McClymont et al. , Earth Sci. Rev. 123, 173–193 (2013).
Lawrence et al, North Atlantic climate evolution through the Plio-Pleistocene climate transitions, EPSL, 300, 329–342, 2010.
Ice volume estimates:
Elderfield, et al (2012) Evolution of ocean temperature and ice volume through the mid-Pleistocene climate transition, Science, 337, 704–709, https://doi.org/10.1126/science.1221294.
Rohling et al (2014) Sea-level and deep-sea-temperature variability over the past 5.3 million years, Nature, 508, 477–482.
Clark et al (2025), Mean ocean temperature change and decomposition of the benthic d18O record over the past 4.5 million years Clim. Past, 21, 973–1000, https://doi.org/10.5194/cp-21-973-2025
In describing these comparisons, it would also be appropriate for the manuscript to clarify that regional SST records would be expected to systematically differ from temperature over the ice sheet because of different sensitivities to ice sheet height.

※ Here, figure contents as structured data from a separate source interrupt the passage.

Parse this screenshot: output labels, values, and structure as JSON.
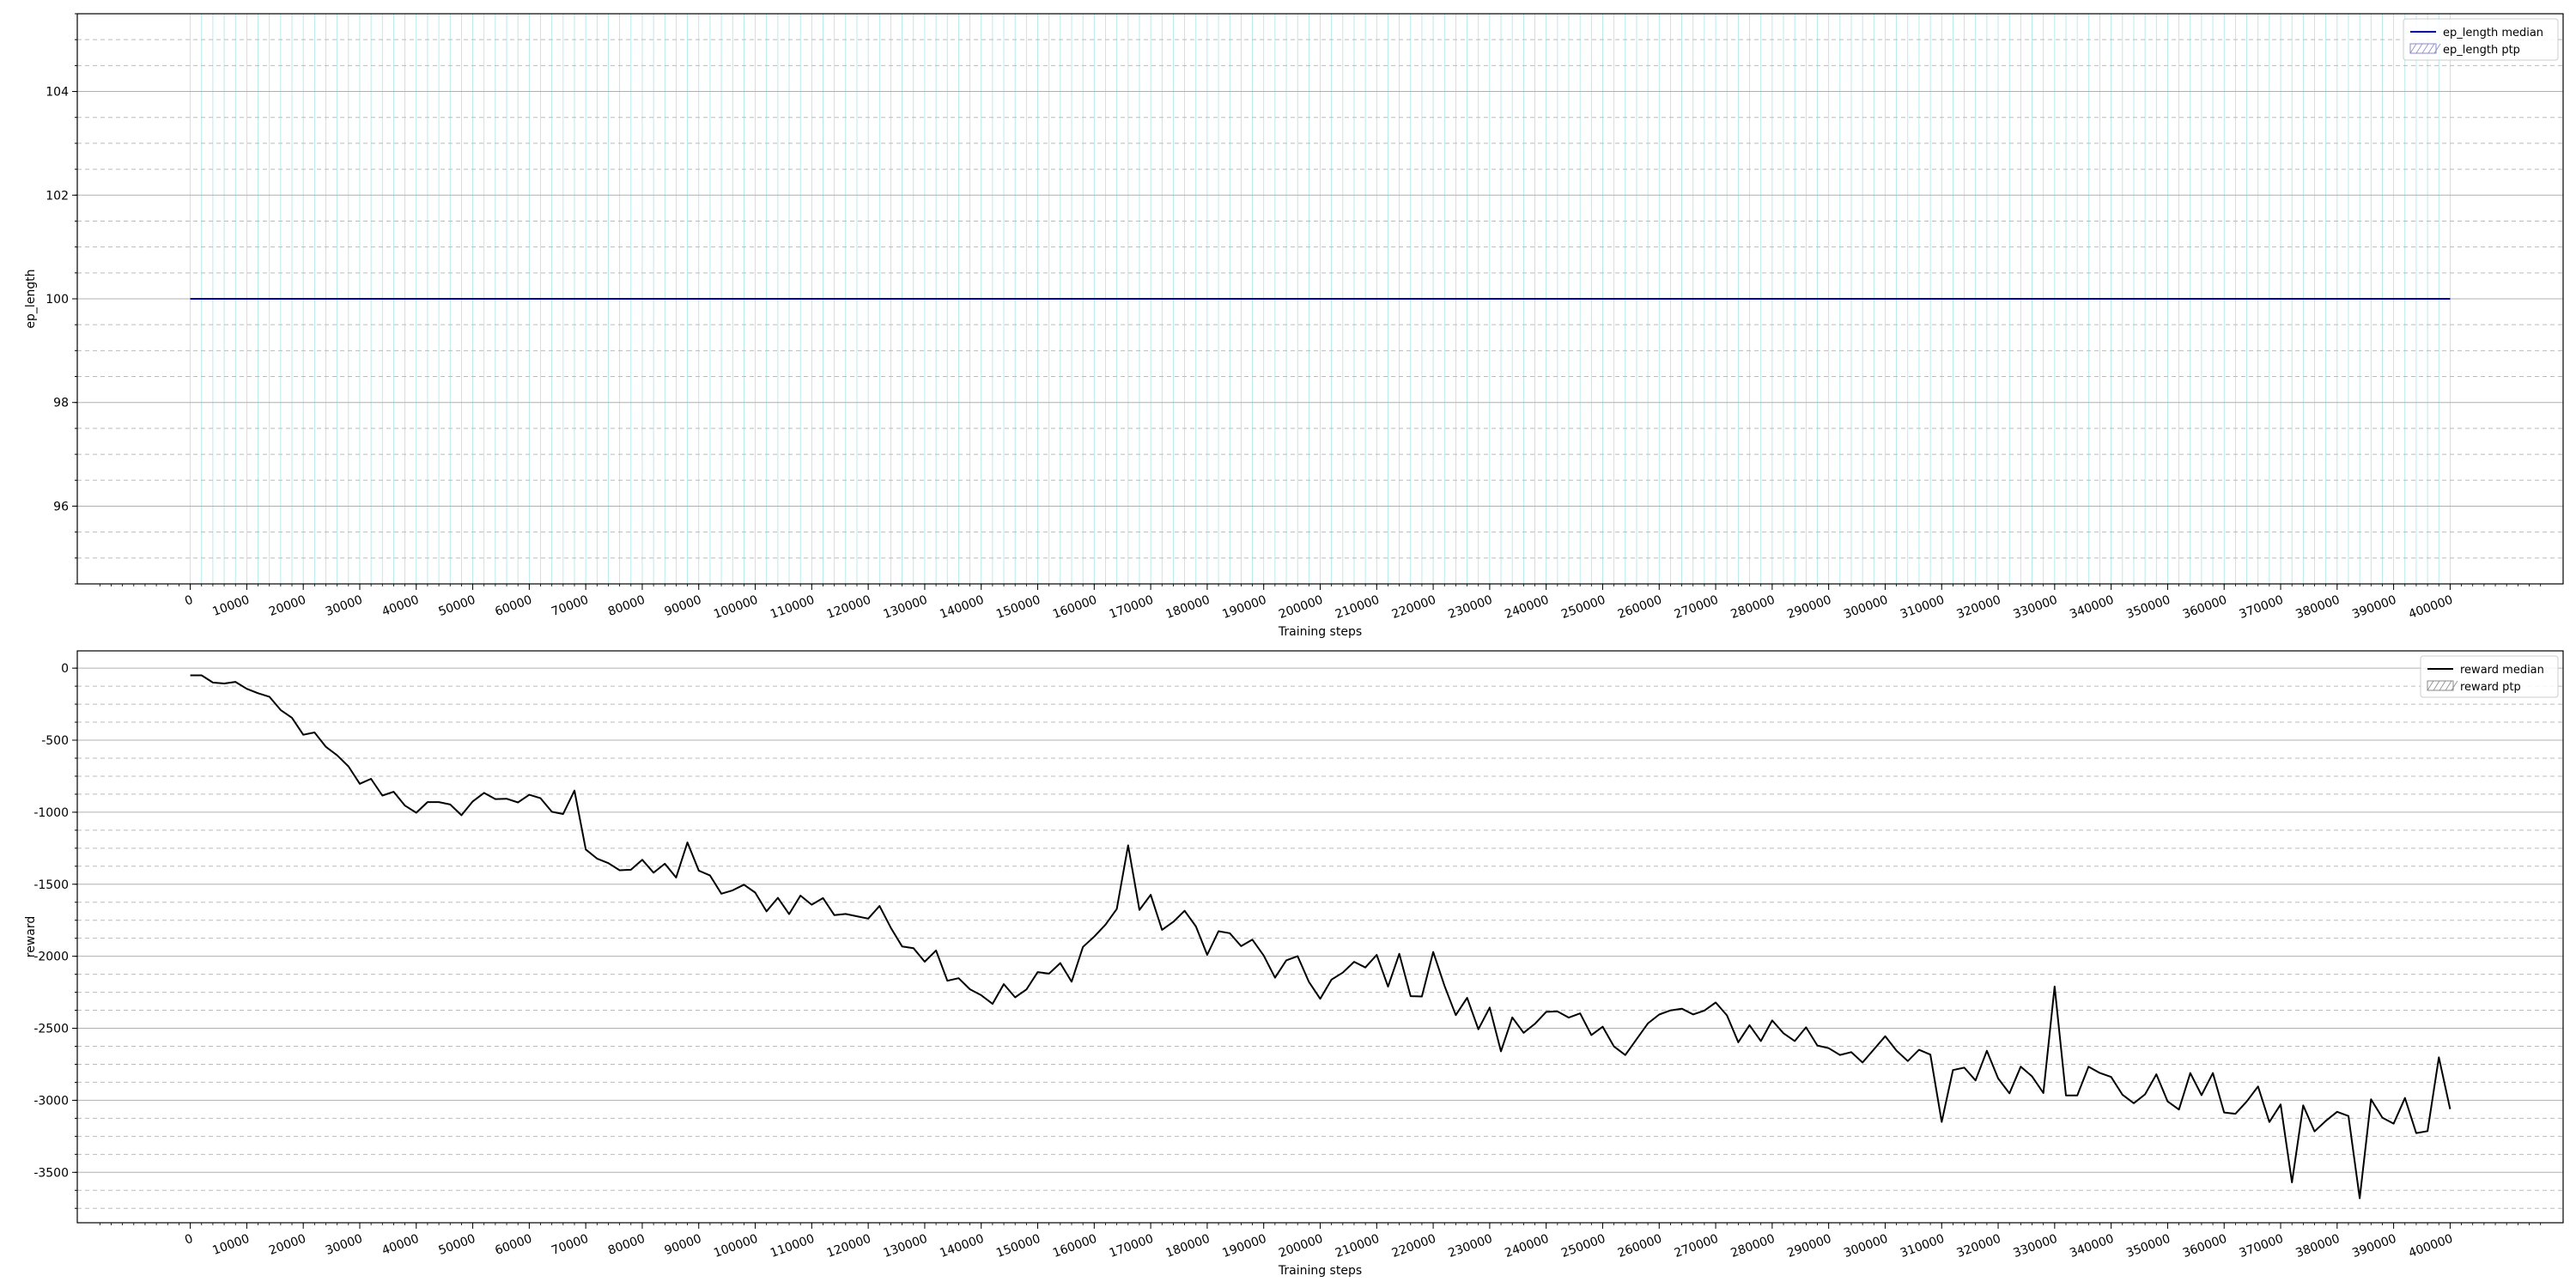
{
  "chart_data": [
    {
      "type": "line",
      "title": "",
      "xlabel": "Training steps",
      "ylabel": "ep_length",
      "xlim": [
        -20000,
        420000
      ],
      "ylim": [
        94.5,
        105.5
      ],
      "xticks": [
        0,
        10000,
        20000,
        30000,
        40000,
        50000,
        60000,
        70000,
        80000,
        90000,
        100000,
        110000,
        120000,
        130000,
        140000,
        150000,
        160000,
        170000,
        180000,
        190000,
        200000,
        210000,
        220000,
        230000,
        240000,
        250000,
        260000,
        270000,
        280000,
        290000,
        300000,
        310000,
        320000,
        330000,
        340000,
        350000,
        360000,
        370000,
        380000,
        390000,
        400000
      ],
      "yticks": [
        96,
        98,
        100,
        102,
        104
      ],
      "grid": true,
      "legend_position": "top-right",
      "legend": [
        "ep_length median",
        "ep_length ptp"
      ],
      "series": [
        {
          "name": "ep_length median",
          "color": "#0000aa",
          "x": [
            0,
            400000
          ],
          "y": [
            100,
            100
          ]
        },
        {
          "name": "ep_length ptp",
          "color": "#8888cc",
          "band": [
            100,
            100
          ],
          "x_range": [
            0,
            400000
          ]
        }
      ],
      "log_step_spacing": 2000
    },
    {
      "type": "line",
      "title": "",
      "xlabel": "Training steps",
      "ylabel": "reward",
      "xlim": [
        -20000,
        420000
      ],
      "ylim": [
        -3850,
        120
      ],
      "xticks": [
        0,
        10000,
        20000,
        30000,
        40000,
        50000,
        60000,
        70000,
        80000,
        90000,
        100000,
        110000,
        120000,
        130000,
        140000,
        150000,
        160000,
        170000,
        180000,
        190000,
        200000,
        210000,
        220000,
        230000,
        240000,
        250000,
        260000,
        270000,
        280000,
        290000,
        300000,
        310000,
        320000,
        330000,
        340000,
        350000,
        360000,
        370000,
        380000,
        390000,
        400000
      ],
      "yticks": [
        0,
        -500,
        -1000,
        -1500,
        -2000,
        -2500,
        -3000,
        -3500
      ],
      "grid": true,
      "legend_position": "top-right",
      "legend": [
        "reward median",
        "reward ptp"
      ],
      "series": [
        {
          "name": "reward median",
          "color": "#000000",
          "x_start": 0,
          "x_step": 2000,
          "trend": [
            [
              0,
              -50
            ],
            [
              2000,
              -50
            ],
            [
              4000,
              -100
            ],
            [
              10000,
              -120
            ],
            [
              14000,
              -260
            ],
            [
              20000,
              -420
            ],
            [
              26000,
              -650
            ],
            [
              30000,
              -780
            ],
            [
              36000,
              -870
            ],
            [
              40000,
              -960
            ],
            [
              46000,
              -1000
            ],
            [
              50000,
              -920
            ],
            [
              56000,
              -870
            ],
            [
              60000,
              -950
            ],
            [
              66000,
              -1000
            ],
            [
              70000,
              -1200
            ],
            [
              76000,
              -1380
            ],
            [
              80000,
              -1420
            ],
            [
              86000,
              -1400
            ],
            [
              90000,
              -1480
            ],
            [
              96000,
              -1550
            ],
            [
              100000,
              -1600
            ],
            [
              106000,
              -1620
            ],
            [
              110000,
              -1620
            ],
            [
              116000,
              -1680
            ],
            [
              120000,
              -1720
            ],
            [
              126000,
              -1820
            ],
            [
              130000,
              -1950
            ],
            [
              136000,
              -2100
            ],
            [
              140000,
              -2250
            ],
            [
              146000,
              -2280
            ],
            [
              150000,
              -2200
            ],
            [
              156000,
              -2050
            ],
            [
              160000,
              -1850
            ],
            [
              166000,
              -1650
            ],
            [
              170000,
              -1700
            ],
            [
              176000,
              -1800
            ],
            [
              180000,
              -1850
            ],
            [
              186000,
              -1900
            ],
            [
              190000,
              -2050
            ],
            [
              196000,
              -2150
            ],
            [
              200000,
              -2200
            ],
            [
              206000,
              -2150
            ],
            [
              210000,
              -2050
            ],
            [
              216000,
              -2150
            ],
            [
              220000,
              -2250
            ],
            [
              226000,
              -2400
            ],
            [
              230000,
              -2450
            ],
            [
              236000,
              -2380
            ],
            [
              240000,
              -2450
            ],
            [
              246000,
              -2550
            ],
            [
              250000,
              -2600
            ],
            [
              256000,
              -2500
            ],
            [
              260000,
              -2450
            ],
            [
              266000,
              -2400
            ],
            [
              270000,
              -2450
            ],
            [
              276000,
              -2500
            ],
            [
              280000,
              -2500
            ],
            [
              286000,
              -2550
            ],
            [
              290000,
              -2600
            ],
            [
              296000,
              -2620
            ],
            [
              300000,
              -2700
            ],
            [
              306000,
              -2750
            ],
            [
              310000,
              -2800
            ],
            [
              316000,
              -2750
            ],
            [
              320000,
              -2800
            ],
            [
              326000,
              -2800
            ],
            [
              330000,
              -2850
            ],
            [
              336000,
              -2850
            ],
            [
              340000,
              -2900
            ],
            [
              346000,
              -2950
            ],
            [
              350000,
              -2950
            ],
            [
              356000,
              -2920
            ],
            [
              360000,
              -3000
            ],
            [
              366000,
              -3050
            ],
            [
              370000,
              -3100
            ],
            [
              376000,
              -3150
            ],
            [
              380000,
              -3150
            ],
            [
              386000,
              -3050
            ],
            [
              390000,
              -3050
            ],
            [
              396000,
              -3100
            ],
            [
              398000,
              -2700
            ],
            [
              400000,
              -3050
            ]
          ],
          "noise_amplitude": 110,
          "extremes": [
            {
              "x": 68000,
              "y": -850
            },
            {
              "x": 88000,
              "y": -1210
            },
            {
              "x": 145000,
              "y": -2560
            },
            {
              "x": 166000,
              "y": -1230
            },
            {
              "x": 220000,
              "y": -1970
            },
            {
              "x": 232000,
              "y": -2660
            },
            {
              "x": 310000,
              "y": -3150
            },
            {
              "x": 330000,
              "y": -2210
            },
            {
              "x": 372000,
              "y": -3570
            },
            {
              "x": 384000,
              "y": -3680
            },
            {
              "x": 399000,
              "y": -2680
            }
          ]
        },
        {
          "name": "reward ptp",
          "color": "#888888",
          "band": "equal to median"
        }
      ]
    }
  ]
}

Because the new pre-MPT ice volume estimates of Clark et al (2025) differ substantially from most other study’s reconstructions (and this model’s output), I recommend that the authors add some discussion of this new study somewhere in the manuscript. More generally, the model seems to produce very small ice volume estimates right up until the MPT (e.g., see 1500-1200 kyr BP in Figure 4f). Do the authors have any comments about this aspect of the model response? Is the model specifically producing estimates of Laurentide ice volume or all NH ice sheets?